Here is a tale, "The Face by the River", which I wrote in a single day. There's not much of the cosmic in it; but it might interest you as an attempt at psychological realism. [5]

Yrs.,
Klarkash-Ton

Footnotes

  1. Smith composed "Ode to the Abyss" (The Star-Treader and Other Poems (1912), Selected Poems (1971)) in May 1911.
  2. Like "The Red World of Polaris", this completed weird tale is now lost.
  3. It would seem that Lovecraft seriously considered this idea of Smith's, for he included it as an entry in his commonplace book: "Inhabitant of another world — face masked perhaps with human skin or surgically altered to human shape, but body alien beneath robes.
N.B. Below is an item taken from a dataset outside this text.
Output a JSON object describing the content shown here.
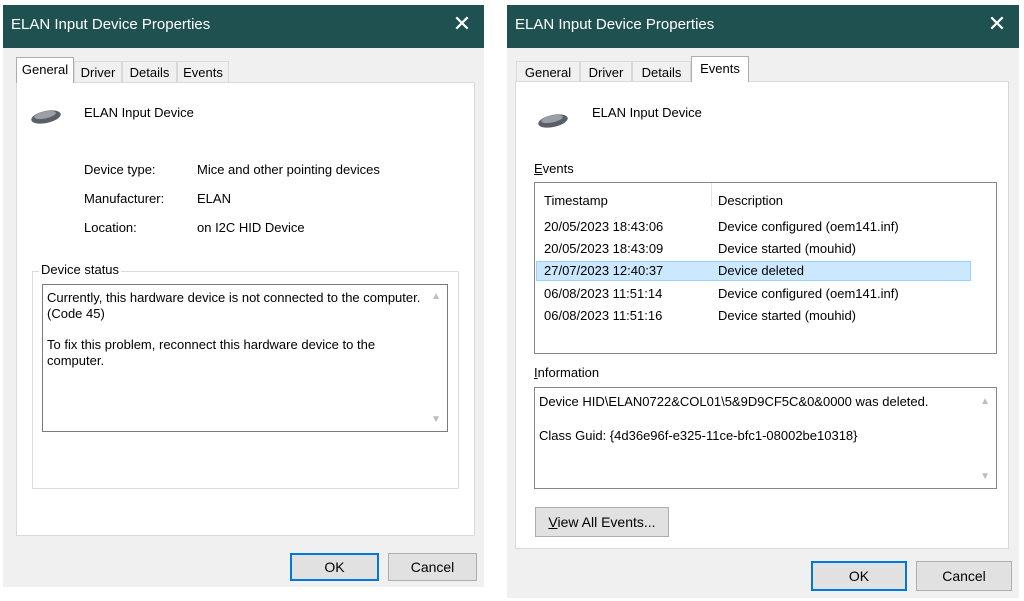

Having reached earth, tries to mix with mankind. Hideous revelation. [Suggested by CAS]" (entry 181). David E. Schultz suggests that this entry influenced "Through the Gates of the Silver Key" (1932-33) and "The Shadow out of Time" (1934-35). The phrase "teratologically fabulous" was used by Lovecraft in "The Dunwich Horror" to describe Wilbur Whateley's true appearance.
  4. On the margin of this letter Lovecraft wrote "Have him find what he thinks to be an utterly strange and hideous planet -- recognising it as the earth except for vague, disquieting suggestions of familiarity — only at the last". See Selected Letter 439 and "CAS & Divers Hands". Smith developed this idea into "A Star-Change" (Genius Loci (1948)).
  5. A typescript of "The Face by the River" formed part of the Smith Papers in the early 1960s, but its current whereabouts are unknown. Some recent information regarding this story has come to light, which indicates that the tale involved a murderer who sees in a pool of water a reflection of the face of his victim, and in seeking it drowns himself.

From: Clark Ashton Smith: LETTERS TO H. P. LOVECRAFT, edited by and footnotes by Steve Behrends (July 1987) Necronomicon Press.